Ce lundi, la Cour suprême des États-Unis a autorisé, par six voix contre trois, l'entrée en vigueur du décret signé le 31 mars par Donald Trump visant à renforcer les conditions du vote par correspondance. Cette décision, qui reste en vigueur jusqu'à nouvel ordre, marque un nouvel épisode dans le bras de fer sur les règles électorales américaines.

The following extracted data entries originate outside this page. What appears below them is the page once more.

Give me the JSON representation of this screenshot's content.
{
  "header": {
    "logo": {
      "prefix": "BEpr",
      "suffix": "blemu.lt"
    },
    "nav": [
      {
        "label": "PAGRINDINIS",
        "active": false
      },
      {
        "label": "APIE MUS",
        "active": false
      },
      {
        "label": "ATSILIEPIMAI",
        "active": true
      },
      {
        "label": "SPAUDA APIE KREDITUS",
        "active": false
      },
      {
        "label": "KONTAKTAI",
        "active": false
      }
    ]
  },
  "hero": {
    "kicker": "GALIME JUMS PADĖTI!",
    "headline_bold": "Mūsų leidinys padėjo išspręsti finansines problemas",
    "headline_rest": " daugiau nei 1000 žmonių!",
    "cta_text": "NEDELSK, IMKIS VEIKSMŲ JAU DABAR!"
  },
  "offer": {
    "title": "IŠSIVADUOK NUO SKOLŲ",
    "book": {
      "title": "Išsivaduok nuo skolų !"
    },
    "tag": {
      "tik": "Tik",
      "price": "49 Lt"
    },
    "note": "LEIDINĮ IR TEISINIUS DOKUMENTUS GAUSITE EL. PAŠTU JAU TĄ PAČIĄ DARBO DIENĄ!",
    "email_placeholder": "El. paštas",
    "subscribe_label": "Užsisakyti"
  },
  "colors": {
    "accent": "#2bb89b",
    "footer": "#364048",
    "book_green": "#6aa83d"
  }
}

Le décret avait été suspendu par un tribunal fédéral de première instance, saisi par des États dirigés par les démocrates. Sans trancher le fond du dossier, la majorité conservatrice de la Cour suprême a estimé que cette suspension causait un préjudice au gouvernement fédéral, contrairement aux arguments des États contestataires.
Une décision aux effets limités
La portée de cette décision reste toutefois limitée. La Cour a précisé qu'elle « ne signifie pas que quelque mesure que le gouvernement prendra pour appliquer ce décret sera nécessairement légale. De ce point de vue, l'avenir le dira ». Les trois juges progressistes ont voté contre, considérant que les États, chargés de l'organisation des scrutins y compris fédéraux, sont directement concernés par ces changements des règles électorales.
Ce vote intervient dans un contexte de tensions politiques autour des modalités de scrutin, alors que Donald Trump continue de contester les résultats de l'élection présidentielle de 2020.
Une liste fédérale des électeurs
Le décret prévoit notamment la création, par les services de l'immigration et de la Sécurité sociale, d'une liste fédérale des électeurs habilités à voter. Le service des Postes ne pourrait délivrer les bulletins de vote par correspondance qu'aux personnes figurant sur cette liste.
Donald Trump et le camp républicain présentent ces dispositions comme un moyen d'empêcher des étrangers de participer aux élections américaines. Le phénomène reste pourtant extrêmement rare selon les statistiques officielles.
Le président lui-même vote par correspondance
Le président dénonce régulièrement le vote par correspondance et continue de l'associer à sa défaite de 2020 face au démocrate Joe Biden, qu'il ne reconnaît toujours pas. Le recours à cette méthode de vote n'est toutefois pas absent des pratiques de Donald Trump lui-même : il a voté par correspondance lors de la primaire républicaine organisée en Floride la semaine dernière.
Cette décision de la Cour suprême intervient alors que son administration cherche désormais à encadrer plus strictement cette possibilité au niveau fédéral, un sujet qui pourrait encore évoluer devant les tribunaux.